For my college training, I was fortunate enough to be accepted into the Eastman School of Music and received a Bachelor of Music. I studied with David Craighead -- probably the finest organist I have ever heard. While in Rochester, I was assistant organist at Asbury Methodist Church, a large beautiful church on East Avenue just down the street from the George Eastman mansion. I was the assistant to my teacher’s wife, Marian Craighead, and she taught me how to play for a church service.
I played a concerto with the Eastman Philharmonia ("Symphonie Concertante" by Joseph Jongen), with Walter Hendl conducting (Hendl was appointed the Eastman Director following Howard Hanson, and was formerly an assistant conductor for the Chicago Symphony Orchestra). After Eastman, I went to Northwestern University for a Master of Music degree, studying with Karel Paukert, and playing recitals in Millar Chapel and Lutkin Hall.
At both of these schools, I took classes in accompanying, which have served me well. I had always been a good sight-reader, but these classes increased those skills and gave me the sensitivity to be able to work with singers, instrumentalists, and choirs. While at Northwestern, the professor of accompanying, Laurence Davis, sent me to do something he had done many times before -- play for a internationally known tenor of that generation, Richard Tucker, for a WTTW auction.
That appearance on television was a highlight for me. In the early 1990s. I played for Donald Kaasch, a tenor from Colorado, who was getting degree at Northwestern, and in the school at Lyric Opera. When I met him, he had already sung a very large role at the opening of Opera Bastille in Paris. My task was to coach him in the title role of "The Voyage of Edgar Allen Poe." After that he sang many lead roles internationally.
While I was his coach, I went to hear him sing in Wozzeck by Alban Berg, conducted by Daniel Barenboim at the Chatelet in Paris. While at the Chatelet, Don and I met for a coaching session on some other roles he was singing, in the studio of Barenboim, whom I met there. I would say he was a fine opera conductor and an even better pianist, with no taste in clothes.
I was appointed organist for North Shore Congregation Israel, Glencoe in 1972, and have been there ever since.
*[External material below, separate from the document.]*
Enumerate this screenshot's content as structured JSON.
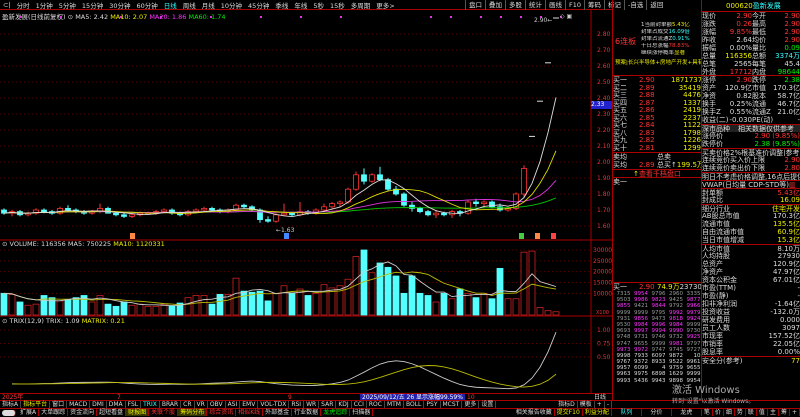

A list of church organist positions follows: First Presbyterian in Evanston for one year; Glenview Community Church for eight years; Elgin First United Methodist for ten years; First United Methodist in Crystal Lake for three years; and Northminster for almost 18 years. I also play for choral department rehearsals and concerts at Libertyville High School.
Essentially, my job description at Northminster is to play for church services, working with the director of music and accompanying the choir and soloists. I think the most important thing I do in the service is leading the congregation in the singing of hymns.
Along with a good sing-able tempo, I believe one has to breathe with the congregation and pay close attention to the punctuation in the text. When I was on a vacation in New York City some years ago, my former teacher(s), David and Marian Craighead were playing an organ duet concert at Riverside Church. They invited me to hear them practice. During a break in their practicing, Ms. Craighead asked me if I would like to play something. The organ is a twin of the organ at Mormon Tabernacle. I played "The Church's One Foundation" and Mrs. Craighead told me I played the hymn like a true Methodist. I was honored that she said that, and I hope I have transferred that to true Presbyterian.
Of course, I do like to play the other service music -- accompaniments, preludes, and postludes. Sometimes I like to challenge my ears and those of the congregation with new and/or different music. I work closely with our vocal quartet, meeting with them monthly, doing concerts with them this past spring at Presbyterian Homes and this summer at Northminster.
I think Northminster is very fortunate in having a tradition of fine music throughout its history. I like to think that tradition continues today, and believe a big part of this is the director of music and the organist. But, a large part of the excellent choral singing is due to our professional quartet. Not only are they wonderful singers, but I believe the volunteers in the choir sing and sight-read better because of the leadership and confidence they receive from the quartet.